President Clinton's pithy enunciation of his reproductive rights policy- to make abortion "safe, legal, and rare"- has played a major role in requiring abortion rights proponents to assure audiences they are "personally opposed to abortion" or, as in Davis' case, to declare their goal as "zero abortions."
A chart (below) in the recent groundbreaking article by Meaghan Winter in New York magazine on abortion identifies the twenty-six states which in 2012 and/or 2013 passed restrictions on abortions. It breaks the restrictions into five categories: "made abortion illegal under specified circumstances; required an ultrasound and/or detection of fetal heartbeat; required a waiting period and/or counseling before an abortion procedure; enacted restrictions on the facilities and/or providers; limited insurance coverage for abortion procedures."
There are thirteen states with laws limiting access to abortions beyond twenty weeks, although it's difficult to determine how that's accounted for in the chart. While those are intended to ban abortion (post-viability, and in the first few weeks, pre-viability), the other restrictions do not violate Bill Clinton's wish that abortions be "safe, legal, and rare." All the restrictions are intended to make the procedure rare and some of the restrictions, proponents would (ludicrously) argue, safer. When not restricting abortions to a specific stage (usually prior to 20 weeks) of pregnancy, abortion remains no less legal than they were.

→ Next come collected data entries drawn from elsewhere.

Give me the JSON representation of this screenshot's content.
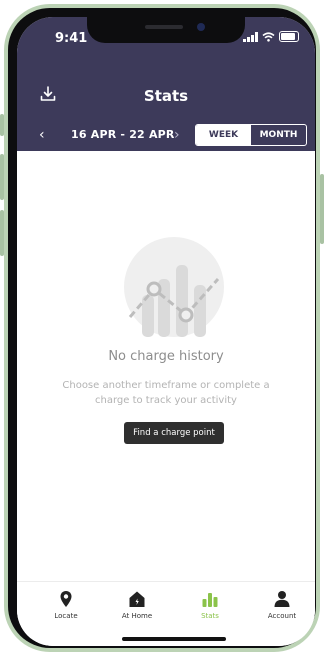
{
  "status_bar": {
    "time": "9:41"
  },
  "header": {
    "title": "Stats",
    "download_icon": "download-icon",
    "date_range": "16 APR - 22 APR",
    "prev_icon": "‹",
    "next_icon": "›",
    "toggle": {
      "week_label": "WEEK",
      "month_label": "MONTH",
      "selected": "WEEK"
    }
  },
  "empty_state": {
    "title": "No charge history",
    "description": "Choose another timeframe or complete a charge to track your activity",
    "button_label": "Find a charge point"
  },
  "tabs": [
    {
      "label": "Locate",
      "icon": "location-pin-icon",
      "active": false
    },
    {
      "label": "At Home",
      "icon": "home-icon",
      "active": false
    },
    {
      "label": "Stats",
      "icon": "bar-chart-icon",
      "active": true
    },
    {
      "label": "Account",
      "icon": "person-icon",
      "active": false
    }
  ],
  "colors": {
    "header_bg": "#3d3a5a",
    "accent": "#8bc34a",
    "frame": "#bcd3b5",
    "button_bg": "#2f2f2f"
  }
}
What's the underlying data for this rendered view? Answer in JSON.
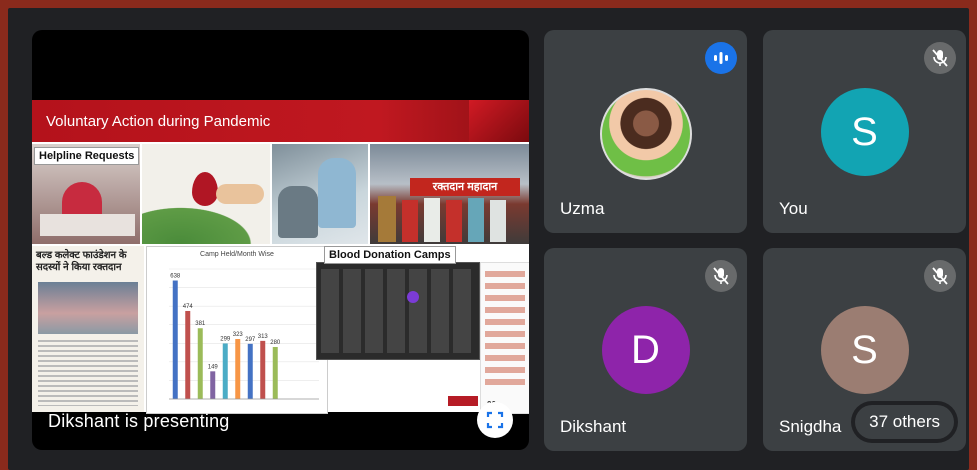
{
  "presentation": {
    "slide_title": "Voluntary Action during Pandemic",
    "captions": {
      "helpline": "Helpline Requests",
      "blood_camps": "Blood Donation Camps",
      "newspaper_headline": "बल्ड कलेक्ट फाउंडेशन के सदस्यों ने किया रक्तदान",
      "banner_hindi": "रक्तदान महादान",
      "chart_title": "Camp Held/Month Wise",
      "page_number": "20"
    },
    "presenting_label": "Dikshant is presenting"
  },
  "chart_data": {
    "type": "bar",
    "title": "Camp Held/Month Wise",
    "categories": [
      "",
      "",
      "",
      "",
      "",
      "",
      "",
      "",
      "",
      "",
      "",
      ""
    ],
    "values": [
      638,
      474,
      381,
      149,
      299,
      323,
      297,
      313,
      280,
      0,
      0,
      0
    ],
    "data_labels": [
      "638",
      "474",
      "381",
      "149",
      "299",
      "323",
      "297",
      "313",
      "280"
    ],
    "ylim": [
      0,
      700
    ]
  },
  "participants": [
    {
      "name": "Uzma",
      "status": "speaking"
    },
    {
      "name": "You",
      "initial": "S",
      "color": "#12a4b3",
      "status": "muted"
    },
    {
      "name": "Dikshant",
      "initial": "D",
      "color": "#8e24aa",
      "status": "muted"
    },
    {
      "name": "Snigdha",
      "initial": "S",
      "color": "#9b7d72",
      "status": "muted"
    }
  ],
  "others_count": "37 others"
}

They would be legal, and rare (or at least rarer). But as Digby remarks, "this idea that there should be 'zero abortions' only reinforces the idea that it is an immoral act." In standing up to a Texas legislature and for women's rights, Wendy Davis demonstrated the courage Bill Clinton could only dream of having, were it not beyond his imagination. But in proposing zero abortions as a goal, she is going down the same road as President Clinton, whose vision of abortion as "safe, legal, and rare" too often has been reinterpreted as "rare."